Hubby had taken himself out to exercise while I puttered. On returning home, he found me reading the newspaper so he trundled into the desk and I could hear drawers opening and things being moved all around. "Oh, lordy," I though. "He's actually emptying out the desk, probably dumping everything on the floor, just to prove his point."
I waited a good two hours but I eventually wandered into the computer room to ask if he wanted the remains of his pork chop in a sandwich. By then I had calmed myself down and decided whatever he had done to the desk I'd just ignore.

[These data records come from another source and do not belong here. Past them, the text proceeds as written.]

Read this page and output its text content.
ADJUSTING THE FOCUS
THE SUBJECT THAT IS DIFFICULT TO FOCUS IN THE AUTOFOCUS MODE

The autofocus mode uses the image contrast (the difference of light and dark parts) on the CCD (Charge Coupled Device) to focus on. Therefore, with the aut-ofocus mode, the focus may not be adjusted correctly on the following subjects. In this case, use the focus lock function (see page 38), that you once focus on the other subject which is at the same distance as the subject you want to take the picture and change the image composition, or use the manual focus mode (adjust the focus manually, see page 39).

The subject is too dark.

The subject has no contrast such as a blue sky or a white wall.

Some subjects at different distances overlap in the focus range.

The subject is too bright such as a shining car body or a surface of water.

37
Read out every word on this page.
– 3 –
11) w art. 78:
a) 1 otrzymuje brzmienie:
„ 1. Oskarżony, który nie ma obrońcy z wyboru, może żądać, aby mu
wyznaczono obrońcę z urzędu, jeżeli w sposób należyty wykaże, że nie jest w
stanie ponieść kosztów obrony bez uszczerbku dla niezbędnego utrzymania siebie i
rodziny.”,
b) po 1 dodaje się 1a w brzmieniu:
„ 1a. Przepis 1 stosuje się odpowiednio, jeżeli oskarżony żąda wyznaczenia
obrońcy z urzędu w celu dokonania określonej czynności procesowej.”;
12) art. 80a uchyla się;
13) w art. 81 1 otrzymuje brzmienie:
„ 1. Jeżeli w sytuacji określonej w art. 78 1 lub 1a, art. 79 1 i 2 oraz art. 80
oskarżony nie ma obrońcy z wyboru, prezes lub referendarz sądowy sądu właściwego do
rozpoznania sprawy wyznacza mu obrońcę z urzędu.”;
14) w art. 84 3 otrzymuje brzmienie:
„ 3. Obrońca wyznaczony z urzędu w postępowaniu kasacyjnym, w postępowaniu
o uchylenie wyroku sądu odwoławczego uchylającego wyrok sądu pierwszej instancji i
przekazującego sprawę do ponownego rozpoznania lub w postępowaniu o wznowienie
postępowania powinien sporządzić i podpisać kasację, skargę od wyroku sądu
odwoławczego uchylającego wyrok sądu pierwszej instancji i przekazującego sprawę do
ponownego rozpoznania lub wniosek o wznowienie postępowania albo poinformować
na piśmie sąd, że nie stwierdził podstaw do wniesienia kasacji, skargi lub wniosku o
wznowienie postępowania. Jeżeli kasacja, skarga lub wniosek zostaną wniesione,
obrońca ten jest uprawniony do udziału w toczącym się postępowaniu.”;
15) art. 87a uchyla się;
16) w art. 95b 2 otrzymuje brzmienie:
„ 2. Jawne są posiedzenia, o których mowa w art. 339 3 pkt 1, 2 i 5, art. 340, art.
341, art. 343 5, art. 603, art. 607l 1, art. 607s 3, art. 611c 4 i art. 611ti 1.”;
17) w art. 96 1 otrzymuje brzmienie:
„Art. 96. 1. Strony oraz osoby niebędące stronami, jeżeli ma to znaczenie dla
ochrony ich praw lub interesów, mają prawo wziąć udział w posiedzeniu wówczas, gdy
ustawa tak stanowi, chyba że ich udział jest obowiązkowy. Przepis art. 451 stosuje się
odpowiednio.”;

Proudly, he opened the drawer I had removed the stationary from -- and there was all the junk he had been keeping on the tray side of the desk. All neatly filed. His drawers had all been sorted and cleaned, which he opened and showed me, grinning like the Cheshire cat. He had even taken the slide top off his side and rearranged it on mine -- so I now had the self all to myself.
Marriages are ying and yang propositions. If you're lucky, you marry a smart man, one who can be prickly and domineering, but has the good sense to know when it's time to compromise and make his wife happy. "You want a sandwich?" I asked. "Yeah, and a kiss, too," was the reply.